« Le COVID-19 a mis en évidence et creusé les inégalités au sein des pays et entre les pays, et jeté une lumière crue sur le désintérêt sidérant de nos dirigeant·e·s à l’égard de notre humanité commune », a déclaré dans un communiqué Agnès Callamard, la nouvelle Secrétaire générale d’Amnesty International, à l’occasion de la publication du rapport 2020 de l’ONG sur la situation des droits humains dans le monde.
Analysant dans 149 pays les grandes tendances en matière de droits humains, ce rapport met en avant les « minorités, le personnel de santé et les femmes », qui font « partie des populations les plus durement touchées » par des « inégalité systémiques massives ». Et ce, en raison de décennies de politiques discriminatoires, de cures d’austérité, d’aides économiques et sociales « lacunaires », qui ont frappé de plein toutes celles et ceux qui se sont retrouvés en première ligne.
Amnesty International n’épargne pas la Belgique, où les autorités « se sont montrées incapables de garantir plusieurs droits humains », juge le rapport.
Sur le plan du droit de la santé, l’ONG rapporte plusieurs défaillances de l’État, que la pandémie aura révélées ou exacerbées : « Des violations du droit des résidents à la santé, à la vie et à la non-discrimination se sont produites du fait de manquements des pouvoirs publics: lacunes structurelles, absence d'attention prioritaire au début de la pandémie, non-accès aux hôpitaux, nombre insuffisant d'équipements de protection individuelle pour le personnel et trop faible dépistage », liste l’organisation, qui avait déjà alerté sur la situation dans les maisons de repos.
Toujours dans le cadre des mesures contre le virus, les autorités ont davantage recueilli nos données personnelles. « Des spécialistes du respect de la vie privée ainsi que des organisations de la société civile ont demandé que des garanties soient mises en place en vue de protéger le droit au respect de la vie privée, notamment en veillant à ce que les données permettant l'identification des personnes soient rapidement effacées », rappelle le rapport, qui se penche également sur les bases juridiques utilisées pour mettre en œuvre des restrictions massives de nos libertés.

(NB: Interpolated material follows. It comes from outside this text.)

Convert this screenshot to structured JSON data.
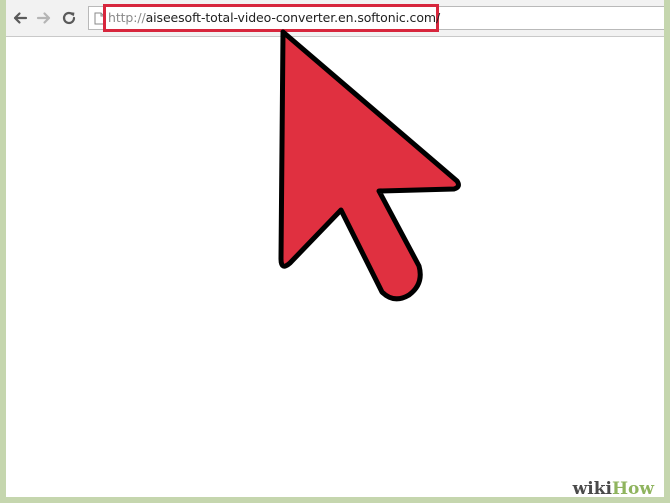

« C’est une bonne chose que des travaux se tiennent actuellement sur l’élaboration d’une loi pour faire face à une situation épidémique, mais cette initiative aurait dû être prise il y a bien longtemps. Par ailleurs, beaucoup reste à faire dans le cadre de l’élaboration de l’avant-projet de loi pour garantir aux droits humains la place centrale qu’ils méritent. Nous insistons particulièrement sur le respect du principe de la non-discrimination, la prise en considération des personnes vulnérables, la modération dans l’exercice des pouvoirs de police, le type de sanctions prévues et la protection des données », a indiqué Philippe Hensmans, directeur de la section belge francophone d’Amnesty International.
La crise sanitaire aura vu également les réfugiés souffrir de restrictions dans leurs droits fondamentaux. Lors du premier confinement, les autorités belges ont fermé les bureaux de dépôt des demandes d’asile. « Des centaines de personnes ont ainsi été temporairement privées d'accès à la procédure d'asile, et de ce fait à une aide alimentaire et un hébergement », relève Amnesty. « Les autorités ont mis en place un système d'enregistrement en ligne, qui s'est révélé insatisfaisant ». L’ONG fait aussi part de ses préoccupations « quant aux excès de la police dans l’application des mesures, tels que le recours à une force disproportionnée et le profilage ethnique », et déplore certaines dispositions prises dans les prisons, qui ont réduit les possibilités de contact avec les familles.
Toutefois, malgré la pandémie, Amnesty International note quelques nouvelles positives pour les droits humains en Belgique, comme l’intensification de lutte contre les violences sexuelles, ou la création de l’Institut fédéral pour la protection et la promotion des droits humains.